Any chance I could find this video on a different player? For some reason my computer isn't letting me view Youtube videos right now.

biomechanical923 said...

@Allan.
I'm not criticizing Bob's weight, as I'm probably in worse shape than he is.

I'm just pointing out that it seems hypocritical for him to be basically saying "you guys are fat; stop eating so much fucking corn because you're making us look bad"

Chris Evans said...

The U.S. is still the world's largest Manufacturer. You can also see what tax rates, regulations, and unions do to where businesses move. A lot of businesses move from state to state within the united states to try to take advantage of this. Boeing is getting beaten up over this. You don't think the executives at Boeing aren't simply thinking of trying to move to a different country next time? They're facing billions of dollars lost because of the union lawsuit over their new factory in South Carolina. If Boeing does loose, how will that make anything better? You can bet that kind of loss will require layoffs.

a.k.a.A.M.V.P said...

Crisis averted. Youtube's back in line, and I'm to relieved frankly to start questioning it.

But yeah, when you come at it from a purely economic perspective, this issue is just one of those cold hard truths.

Mads said...

Chris Evans.

The US may well produce more per capita. Half the american populace aren't rice farmers, after all.

But if you are to make anyone believe that the manufactured goods produced in the US weigh more, or are sold for more, than that out of china, I shall be very surprised.

The american economy is already smaller than the chinese one, if you include the metropols of greater china, and you can bet your ass that's how they think of it...and considering there are no import or export tarrifs, and no language barriers, why not?

JAS0000000 said...

I never knew Bob had a show where he only talks about politics.... Bob stay away from this stuff, PLEASE!!!

Matt said...

There's one big thing that bugs me about contemporary popular economics is that "jobs created" is an altogether meaningless metric. Bob's right, America (and the Western 1st world as a whole) is moving away from agriculture and industry and towards... well jobs that are in an office or a lab. The issue is that "job creation" now no longer has the benefits it used to given this change.
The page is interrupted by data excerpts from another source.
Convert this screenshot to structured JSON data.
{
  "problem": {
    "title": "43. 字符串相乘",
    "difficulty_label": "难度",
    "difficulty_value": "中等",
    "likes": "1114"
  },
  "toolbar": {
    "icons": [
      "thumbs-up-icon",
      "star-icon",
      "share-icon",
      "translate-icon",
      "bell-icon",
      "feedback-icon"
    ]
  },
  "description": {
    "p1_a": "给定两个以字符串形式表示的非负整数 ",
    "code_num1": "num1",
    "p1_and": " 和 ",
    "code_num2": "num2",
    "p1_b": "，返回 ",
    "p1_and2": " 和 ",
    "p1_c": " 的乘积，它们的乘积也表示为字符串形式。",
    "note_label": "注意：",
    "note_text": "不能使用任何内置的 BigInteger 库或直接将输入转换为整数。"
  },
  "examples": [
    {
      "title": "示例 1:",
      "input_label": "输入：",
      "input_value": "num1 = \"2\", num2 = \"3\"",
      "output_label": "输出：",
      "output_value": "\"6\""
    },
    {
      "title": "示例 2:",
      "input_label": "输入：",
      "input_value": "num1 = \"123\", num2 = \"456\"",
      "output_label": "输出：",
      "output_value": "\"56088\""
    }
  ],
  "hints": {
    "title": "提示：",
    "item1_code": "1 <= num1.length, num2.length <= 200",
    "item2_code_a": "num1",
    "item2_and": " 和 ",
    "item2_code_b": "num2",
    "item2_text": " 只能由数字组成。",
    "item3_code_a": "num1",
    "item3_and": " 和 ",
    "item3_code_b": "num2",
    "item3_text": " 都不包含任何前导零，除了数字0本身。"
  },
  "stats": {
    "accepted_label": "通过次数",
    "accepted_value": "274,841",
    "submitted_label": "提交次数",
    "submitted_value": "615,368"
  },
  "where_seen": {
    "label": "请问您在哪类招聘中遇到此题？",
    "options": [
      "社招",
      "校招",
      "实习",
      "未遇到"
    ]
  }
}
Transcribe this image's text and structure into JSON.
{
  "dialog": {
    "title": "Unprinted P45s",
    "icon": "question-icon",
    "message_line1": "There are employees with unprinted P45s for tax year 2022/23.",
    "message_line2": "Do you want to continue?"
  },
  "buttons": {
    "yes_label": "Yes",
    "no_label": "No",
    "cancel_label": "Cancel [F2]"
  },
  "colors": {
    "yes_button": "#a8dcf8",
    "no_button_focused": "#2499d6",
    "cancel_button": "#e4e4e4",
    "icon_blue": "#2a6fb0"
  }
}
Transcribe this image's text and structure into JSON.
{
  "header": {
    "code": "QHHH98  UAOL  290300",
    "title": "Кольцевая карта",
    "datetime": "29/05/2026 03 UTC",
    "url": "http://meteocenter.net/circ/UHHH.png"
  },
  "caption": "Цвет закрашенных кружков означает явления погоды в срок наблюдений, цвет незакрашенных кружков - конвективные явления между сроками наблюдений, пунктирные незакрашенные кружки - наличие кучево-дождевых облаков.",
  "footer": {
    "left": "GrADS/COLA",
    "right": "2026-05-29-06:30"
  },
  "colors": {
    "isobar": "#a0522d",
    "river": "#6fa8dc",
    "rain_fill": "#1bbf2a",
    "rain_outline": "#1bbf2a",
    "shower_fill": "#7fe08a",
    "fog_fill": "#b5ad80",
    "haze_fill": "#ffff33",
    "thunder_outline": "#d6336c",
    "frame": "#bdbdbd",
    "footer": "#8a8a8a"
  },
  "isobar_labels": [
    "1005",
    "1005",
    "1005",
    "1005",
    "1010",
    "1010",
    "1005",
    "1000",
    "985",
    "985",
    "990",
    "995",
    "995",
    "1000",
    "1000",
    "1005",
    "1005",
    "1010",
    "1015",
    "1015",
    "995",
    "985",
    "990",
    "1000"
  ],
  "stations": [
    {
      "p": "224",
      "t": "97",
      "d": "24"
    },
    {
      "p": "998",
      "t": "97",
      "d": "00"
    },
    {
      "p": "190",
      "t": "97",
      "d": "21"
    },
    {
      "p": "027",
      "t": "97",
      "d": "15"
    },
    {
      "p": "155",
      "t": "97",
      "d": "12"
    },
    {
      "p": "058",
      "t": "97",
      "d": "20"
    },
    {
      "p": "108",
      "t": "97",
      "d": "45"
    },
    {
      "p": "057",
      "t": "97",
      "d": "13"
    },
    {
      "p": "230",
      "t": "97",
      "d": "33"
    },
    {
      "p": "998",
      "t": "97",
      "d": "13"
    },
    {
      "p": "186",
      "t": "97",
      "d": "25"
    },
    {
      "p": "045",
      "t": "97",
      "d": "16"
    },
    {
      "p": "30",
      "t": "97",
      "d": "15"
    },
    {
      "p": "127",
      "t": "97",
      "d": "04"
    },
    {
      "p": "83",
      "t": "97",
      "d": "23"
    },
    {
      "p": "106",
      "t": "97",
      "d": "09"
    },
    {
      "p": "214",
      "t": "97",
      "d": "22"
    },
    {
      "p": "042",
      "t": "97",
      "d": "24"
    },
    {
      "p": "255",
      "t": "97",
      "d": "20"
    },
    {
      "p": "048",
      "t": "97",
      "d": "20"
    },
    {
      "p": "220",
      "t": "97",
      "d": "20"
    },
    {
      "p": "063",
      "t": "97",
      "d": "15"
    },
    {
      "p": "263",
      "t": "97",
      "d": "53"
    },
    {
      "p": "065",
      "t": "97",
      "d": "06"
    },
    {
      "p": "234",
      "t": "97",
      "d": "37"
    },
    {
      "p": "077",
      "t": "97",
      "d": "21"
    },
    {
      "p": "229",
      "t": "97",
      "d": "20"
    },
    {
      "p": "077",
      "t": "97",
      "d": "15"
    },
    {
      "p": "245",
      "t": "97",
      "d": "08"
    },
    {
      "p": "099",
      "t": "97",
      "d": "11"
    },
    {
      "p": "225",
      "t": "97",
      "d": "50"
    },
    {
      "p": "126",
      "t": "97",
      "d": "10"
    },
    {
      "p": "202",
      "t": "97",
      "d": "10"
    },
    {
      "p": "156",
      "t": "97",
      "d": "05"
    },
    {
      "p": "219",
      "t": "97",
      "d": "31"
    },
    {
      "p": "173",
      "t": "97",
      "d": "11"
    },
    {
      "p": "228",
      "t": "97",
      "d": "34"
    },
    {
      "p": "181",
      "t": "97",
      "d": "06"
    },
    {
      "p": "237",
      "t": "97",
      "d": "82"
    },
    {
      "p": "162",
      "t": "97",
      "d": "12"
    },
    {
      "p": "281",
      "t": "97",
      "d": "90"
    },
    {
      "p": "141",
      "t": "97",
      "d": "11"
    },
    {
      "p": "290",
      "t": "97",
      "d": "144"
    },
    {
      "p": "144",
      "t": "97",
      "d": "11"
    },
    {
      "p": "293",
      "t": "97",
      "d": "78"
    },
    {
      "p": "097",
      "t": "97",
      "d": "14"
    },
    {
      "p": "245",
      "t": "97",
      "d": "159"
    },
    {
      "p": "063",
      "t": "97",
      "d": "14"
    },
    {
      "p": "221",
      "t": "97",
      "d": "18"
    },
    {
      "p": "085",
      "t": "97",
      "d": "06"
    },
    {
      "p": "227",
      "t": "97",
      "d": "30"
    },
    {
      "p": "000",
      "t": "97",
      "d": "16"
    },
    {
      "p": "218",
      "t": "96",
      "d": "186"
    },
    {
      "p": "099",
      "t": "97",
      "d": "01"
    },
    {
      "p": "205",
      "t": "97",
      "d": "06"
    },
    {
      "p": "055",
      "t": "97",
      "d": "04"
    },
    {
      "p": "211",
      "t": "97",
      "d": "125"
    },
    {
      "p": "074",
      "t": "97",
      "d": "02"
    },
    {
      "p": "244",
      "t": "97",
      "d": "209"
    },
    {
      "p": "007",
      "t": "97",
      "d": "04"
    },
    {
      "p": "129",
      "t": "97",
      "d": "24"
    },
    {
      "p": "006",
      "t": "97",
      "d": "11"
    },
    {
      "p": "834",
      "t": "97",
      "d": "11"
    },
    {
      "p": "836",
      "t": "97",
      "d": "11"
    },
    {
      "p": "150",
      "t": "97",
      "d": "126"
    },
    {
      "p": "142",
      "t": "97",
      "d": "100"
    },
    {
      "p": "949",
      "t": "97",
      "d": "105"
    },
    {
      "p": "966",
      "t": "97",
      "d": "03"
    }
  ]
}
Consider this hypothetical: it's 1960 and Ford opens a new manufacturing plant and hires 1000 people. The obvious effect of this is that now 1000 people have more disposable income than they did before, and thus can stimulate the economy. But there's also another effect, suddenly there are 40,000 manhours/week of labour worth of cars on the market, which lowers the price of cars, and gives those 1000 people's disposable income more buying power. Yeah yeah, basic kiddie economics I know, but the net effect of job creation impacts both the supply side and the demand side. But the big thing is that the majority of the labour market is capable of doing these jobs, so this kind of job creation more or less benefits almost everyone.

But now in the move from the factory to the desk, two things happen. The first is that the correlation between new jobs and new "products" (or services) is less obvious, if not entirely gone. If a mid-level manager makes some money for his department and has some more operating cash to hire an assistant, the net effect on the product (the supply side) is more or less negligible. Instead of the manager making his own copies, his assistant does and he has more time to... manage his employees? Instead of reading his own e-mails, his assistant screens them and he has more time to... take for lunch? The new job created does not stimulate the supply side as much as it does the demand side, prices remain the same and the difference is much smaller than a new person working in a factory.
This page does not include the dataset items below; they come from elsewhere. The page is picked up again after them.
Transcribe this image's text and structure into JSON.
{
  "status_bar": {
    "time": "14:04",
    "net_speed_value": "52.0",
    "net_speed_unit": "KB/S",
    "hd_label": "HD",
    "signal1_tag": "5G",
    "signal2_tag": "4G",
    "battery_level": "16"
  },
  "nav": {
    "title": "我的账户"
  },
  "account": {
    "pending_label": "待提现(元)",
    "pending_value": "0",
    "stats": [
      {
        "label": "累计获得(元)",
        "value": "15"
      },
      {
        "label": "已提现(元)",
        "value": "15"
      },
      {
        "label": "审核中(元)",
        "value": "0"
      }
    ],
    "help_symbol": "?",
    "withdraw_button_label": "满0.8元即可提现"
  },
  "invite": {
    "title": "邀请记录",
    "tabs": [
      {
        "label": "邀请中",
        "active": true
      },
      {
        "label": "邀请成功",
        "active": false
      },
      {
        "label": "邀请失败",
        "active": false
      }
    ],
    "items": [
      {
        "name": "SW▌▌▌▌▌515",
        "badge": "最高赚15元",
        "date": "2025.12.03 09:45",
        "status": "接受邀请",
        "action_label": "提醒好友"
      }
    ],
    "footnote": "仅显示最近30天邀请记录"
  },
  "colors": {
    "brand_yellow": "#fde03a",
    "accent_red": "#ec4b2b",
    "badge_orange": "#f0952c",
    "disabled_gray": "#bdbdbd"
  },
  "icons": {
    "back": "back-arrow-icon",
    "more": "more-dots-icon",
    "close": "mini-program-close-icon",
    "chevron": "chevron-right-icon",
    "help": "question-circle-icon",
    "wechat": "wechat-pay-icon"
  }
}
The second is that for a created job to stimulate the supply side, the barrier to entry in these labour markets is a lot harder to crack. You need lots of education to actually make a difference in large financial corporation, and the 40 year olds who are getting laid off from their warehouse jobs simply do not have the resources to get this education. So they move to a menial office job that doesn't stimulate the supply side nearly as much as their job making car parts did.